According to Ryan Rotela, a Mormon, his Intercultural Communications professor forced his students to write “Jesus” on a piece of paper and then stomp on it as part of a “lesson in debating.” Rotela refused, picked up the paper from the floor and placed it back on the table.
“I’m not going to be sitting in a class having my religious rights desecrated,” Rotela told WPEC. “I truly see this as I’m being punished.”
Though professor Deandre Poole was supposedly trying to teach the students “a lesson in debate,” the student found the assignment to be offensive and insulting.
“I said to the professor, ‘With all due respect to your authority as a professor, I do not believe what you told us to do was appropriate,’” Rotela said. “’I believe it was unprofessional and I was deeply offended by what you told me to do.’”
The Boca Raton, Fla.-based university, which is defending the professor, later suspended the student.
“As with any academic lesson, the exercise was meant to encourage students to view issues from many perspectives, in direct relation with the course objectives,” Noemi Marin, the university’s director of the School of Communication and Multimedia Studies, told Fox News.
“While at times the topics discussed may be sensitive, a university environment is a venue for such dialogue and debate,” Marin added.
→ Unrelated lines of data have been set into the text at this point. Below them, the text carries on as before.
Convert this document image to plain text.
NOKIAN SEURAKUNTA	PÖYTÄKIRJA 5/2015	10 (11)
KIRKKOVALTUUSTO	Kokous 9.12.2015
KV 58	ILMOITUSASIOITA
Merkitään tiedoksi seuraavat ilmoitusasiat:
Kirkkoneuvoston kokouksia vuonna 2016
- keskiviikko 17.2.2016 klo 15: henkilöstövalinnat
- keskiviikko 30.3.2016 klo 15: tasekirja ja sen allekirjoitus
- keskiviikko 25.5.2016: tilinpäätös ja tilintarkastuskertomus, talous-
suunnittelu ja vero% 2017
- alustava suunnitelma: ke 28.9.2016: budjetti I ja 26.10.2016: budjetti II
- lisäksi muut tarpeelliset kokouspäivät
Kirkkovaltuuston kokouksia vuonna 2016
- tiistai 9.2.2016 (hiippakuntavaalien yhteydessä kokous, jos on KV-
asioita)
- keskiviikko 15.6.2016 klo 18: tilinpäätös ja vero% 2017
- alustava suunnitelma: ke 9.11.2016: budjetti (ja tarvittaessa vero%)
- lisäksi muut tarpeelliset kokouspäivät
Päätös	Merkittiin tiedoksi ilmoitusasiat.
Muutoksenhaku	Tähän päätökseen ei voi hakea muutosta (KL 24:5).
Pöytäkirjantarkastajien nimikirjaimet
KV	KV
Included in the textbook, Intercultural Communication: A Contextual Approach, 5th Edition, trampling on Jesus’ name is actually an entire lesson.
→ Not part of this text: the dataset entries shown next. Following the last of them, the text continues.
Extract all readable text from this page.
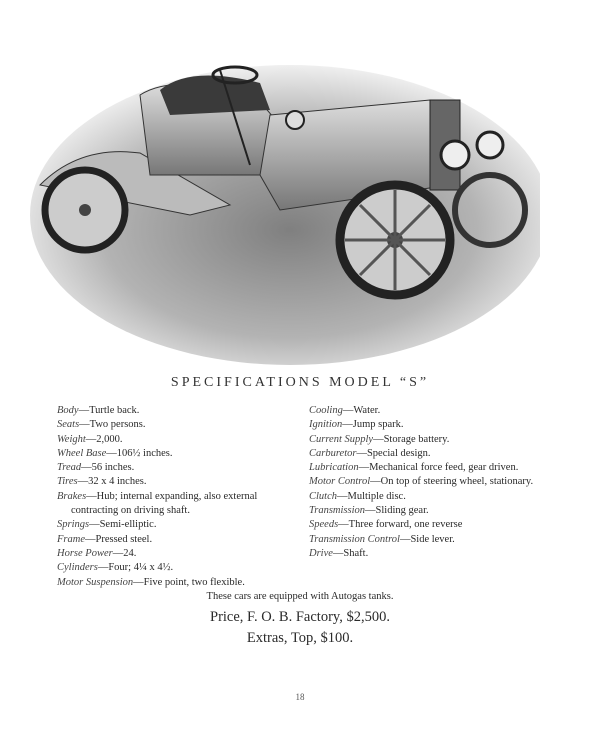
SPECIFICATIONS MODEL “S”
Body—Turtle back.
Seats—Two persons.
Weight—2,000.
Wheel Base—106½ inches.
Tread—56 inches.
Tires—32 x 4 inches.
Brakes—Hub; internal expanding, also external contracting on driving shaft.
Springs—Semi-elliptic.
Frame—Pressed steel.
Horse Power—24.
Cylinders—Four; 4¼ x 4½.
Motor Suspension—Five point, two flexible.
Cooling—Water.
Ignition—Jump spark.
Current Supply—Storage battery.
Carburetor—Special design.
Lubrication—Mechanical force feed, gear driven.
Motor Control—On top of steering wheel, stationary.
Clutch—Multiple disc.
Transmission—Sliding gear.
Speeds—Three forward, one reverse
Transmission Control—Side lever.
Drive—Shaft.
These cars are equipped with Autogas tanks.
Price, F. O. B. Factory, $2,500.
Extras, Top, $100.
18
“Have the students write the name JESUS in big letters on a piece of paper,” a synopsis for the lesson reads. “Ask the students to stand up and put the paper on the floor in front of them with the name facing up. Ask the students to think about it for a moment. After a brief period of silence instruct them to step on the paper. Most will hesitate. Ask why they can’t step on the paper. Discuss the importance of symbols in culture.”
Paul Kengor, the executive director of the Center for Vision and Values at Pennsylvania’s Grove City College is not surprised by the lesson.
“These are the new secular disciples of ‘diversity’ and ‘tolerance’—empty buzzwords that make liberals and progressives feel good while they often refuse to tolerate and sometimes even assault traditional Christian and conservative beliefs,” Kengor told Fox News.
Kengor said classes like this one at FAU demonstrate how many public universities hold contempt for people of faith.
“It also reflects the rising confidence and aggression of the new secularists and atheists, especially at our sick and surreal modern universities,” he said.
Poole, who has declined to make a comment on the matter, has a doctorate from Howard University and is writing a book titled Obamamania: The Rise of a Mythical Hero.